If you watch those commercials about students in debt, the consensus is that college is a gateway to getting a “better higher paying job” to live a better life.
Students in my past role as a 12th grade student advocate, said they are not “sold” on the idea of college because
they are fearful of the debt
they are fearful that what they love to do will not make enough money
their parents want to choose where they go and what they study, thus not making it the student’s experience
This impacts the mindset they have for application and matriculation to colleges.
In my opinion, and based on my experience, the purpose of college is socialization, knowledge and skill attainment as preparation for ones desired career field.
Students are coddled from K-12 and then matriculate into post-secondary instituions with an immense amount of freedom and little to no guidance where they are expected to succeed with a weak foundation built in secondary school and tools that cannot be used. A lot of students lose their way, struggle and fall off the radar since they’re viewed as independent they’re not checked on. Some students fail, drop out or spend more time on their bachelors than necessary.
They don’t know how to ask for help or ask these questions because they’re expected to know things they weren’t taught and they’re shamed for asking questions. They are unable or unwilling to their peers authority’s or be emotionally intelligent to admit feeling overwhelmed, scared or anxious.
I’m seeing gaps in secondary school and I’m seeing gaps at each level which are precurors to their experience in college.
I believe my purpose is to use my acquired knowledge and experience with students of different grade levels to bridge those gaps; there is first year orientation to help with the transition from high school to college but there should be that same level of support each year.
There should be a checklist for each year to guide the students with purpose. LIU Brooklyn has a program called LIU Promise that if ran successfully and thoroughly, I believe many institutions can benefit from it. where there are milestones that ‘coaches’ go through with their assigned student to ensure success after graduation.
First Year focuses on personal development, exposing students to clubs/organizations and developing resumes and plans. Essentially introducing them to the right influences and laying the foundation for development.
Second Year focuses the students on really becoming engaged on campus by seeking leadership roles and community service opportunities in addition to research opportunities.
Third Year is for exploration of the connection of the past two years to the outside world through study abroad initiatives, internships and peers mentoring.
Fourth Year is a summation of closing the loops on research, presentations, resumes and conferences as well as looking into career opportunies and graduate school.

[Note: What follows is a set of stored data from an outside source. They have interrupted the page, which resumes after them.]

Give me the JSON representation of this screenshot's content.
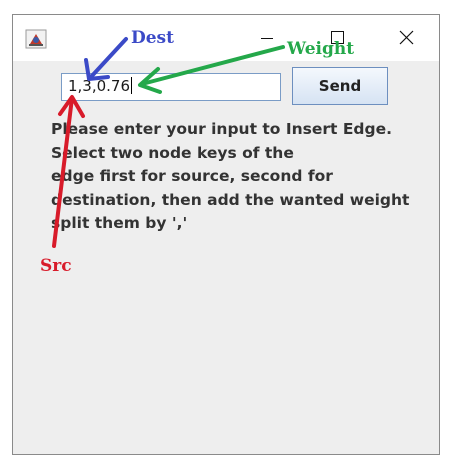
{
  "window": {
    "controls": {
      "minimize_icon": "minimize-icon",
      "maximize_icon": "maximize-icon",
      "close_icon": "close-icon"
    }
  },
  "form": {
    "input_value": "1,3,0.76",
    "send_label": "Send"
  },
  "instruction_lines": [
    "Please enter your input to Insert Edge.",
    "Select two node keys of the",
    "edge first for source, second for",
    "destination, then add the wanted weight",
    "split them by ','"
  ],
  "annotations": {
    "dest": {
      "label": "Dest",
      "color": "#3b4ac7"
    },
    "weight": {
      "label": "Weight",
      "color": "#24a84a"
    },
    "src": {
      "label": "Src",
      "color": "#d81b2a"
    }
  }
}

Each campus has academic advisors and students connect with mentors in their department or professors else where but since the ratio of faculty/staff to students is low, I find that students fall thorugh the cracks and end up on campus, lost and feeling purposeless. If they have a road map for action that would help make the best of their four years, I have also noticed that after graduating a lot of students take a while to transition into their field of interest due to not having built that network of connections or simply not having the experience in the field that they could have gathered through internships. Those attributes would make them a more attractive candiate to jumpstart their career.
I am also proposing deliberate and calculated communication between advisors and students. Not simply appointments to get their pin to register for classes, finding ways to support the student academically and connecting them to the different departments and offices to help in areas they may not be certified. The more purposeful we are in what we teach students and assess their knowledge the better off the world would be because students are the future, and right now we’re in a lot of debt with little progression.